Autonomous conformational regulation of beta3integrin and the conformation-dependent property of HPA-1a alloantibodies.

Integrin α/β heterodimer adopts a compact bent conformation in the resting state, and upon activation undergoes a large-scale conformational rearrangement. During the inside-out activation, signals impinging on the cytoplasmic tail of β subunit induce the α/β separation at the transmembrane and cytoplasmic domains, leading to the extended conformation of the ectodomain with the separated leg and the opening headpiece that is required for the high-affinity ligand binding. It remains enigmatic which integrin subunit drives the bent-to-extended conformational rearrangement in the inside-out activation. The β 3 integrins, including α IIb β 3 and α V β 3 , are the prototypes for understanding integrin structural regulation. The Leu33Pro polymorphism located at the β 3 PSI domain defines the human platelet-specific alloantigen (HPA) 1a/b, which provokes the alloimmune response leading to clinically important bleeding disorders. Some, but not all, anti–HPA-1a alloantibodies can distinguish the α IIb β 3 from α V β 3 and affect their functions with unknown mechanisms. Here we designed a single-chain β 3 subunit that mimics a separation of α/β heterodimer on inside-out activation. Our crystallographic and functional studies show that the single-chain β 3 integrin folds into a bent conformation in solution but spontaneously extends on the cell surface.

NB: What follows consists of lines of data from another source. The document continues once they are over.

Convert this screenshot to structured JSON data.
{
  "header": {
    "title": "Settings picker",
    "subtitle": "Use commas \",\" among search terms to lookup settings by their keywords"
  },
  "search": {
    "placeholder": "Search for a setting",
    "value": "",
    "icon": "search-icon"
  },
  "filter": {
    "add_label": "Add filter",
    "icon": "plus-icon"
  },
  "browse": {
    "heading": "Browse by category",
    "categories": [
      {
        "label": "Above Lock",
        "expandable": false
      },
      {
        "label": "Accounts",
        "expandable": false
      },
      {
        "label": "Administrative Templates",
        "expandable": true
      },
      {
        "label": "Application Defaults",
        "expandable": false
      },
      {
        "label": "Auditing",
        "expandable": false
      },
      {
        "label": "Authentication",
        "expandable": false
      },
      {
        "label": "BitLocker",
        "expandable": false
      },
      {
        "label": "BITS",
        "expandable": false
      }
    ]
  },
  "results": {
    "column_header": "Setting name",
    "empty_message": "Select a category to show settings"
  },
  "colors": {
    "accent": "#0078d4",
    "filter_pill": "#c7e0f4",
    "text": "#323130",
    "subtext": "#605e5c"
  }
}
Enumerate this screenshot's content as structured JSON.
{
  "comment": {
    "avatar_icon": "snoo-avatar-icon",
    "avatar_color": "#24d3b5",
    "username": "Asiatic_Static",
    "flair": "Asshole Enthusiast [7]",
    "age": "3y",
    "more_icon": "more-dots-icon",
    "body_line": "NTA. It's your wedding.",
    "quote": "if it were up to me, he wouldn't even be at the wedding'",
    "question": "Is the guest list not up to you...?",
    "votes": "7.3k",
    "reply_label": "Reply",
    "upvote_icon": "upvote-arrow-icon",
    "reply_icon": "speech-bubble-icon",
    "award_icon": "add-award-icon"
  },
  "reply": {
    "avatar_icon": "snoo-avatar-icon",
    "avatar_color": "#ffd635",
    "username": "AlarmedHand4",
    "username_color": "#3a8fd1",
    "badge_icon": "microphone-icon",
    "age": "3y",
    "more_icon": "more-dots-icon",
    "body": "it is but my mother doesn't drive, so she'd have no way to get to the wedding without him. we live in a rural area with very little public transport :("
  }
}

This demonstrates that the β 3 subunit autonomously drives the membrane-dependent conformational rearrangement during integrin activation. Using the single-chain β 3 integrin, we identified the conformation-dependent property of anti–HPA-1a alloantibodies, which enables them to differently recognize the β 3 in the bent state vs. the extended state and in the complex with α IIb vs. α V . This study provides deeper understandings of integrin conformational activation on the cell surface.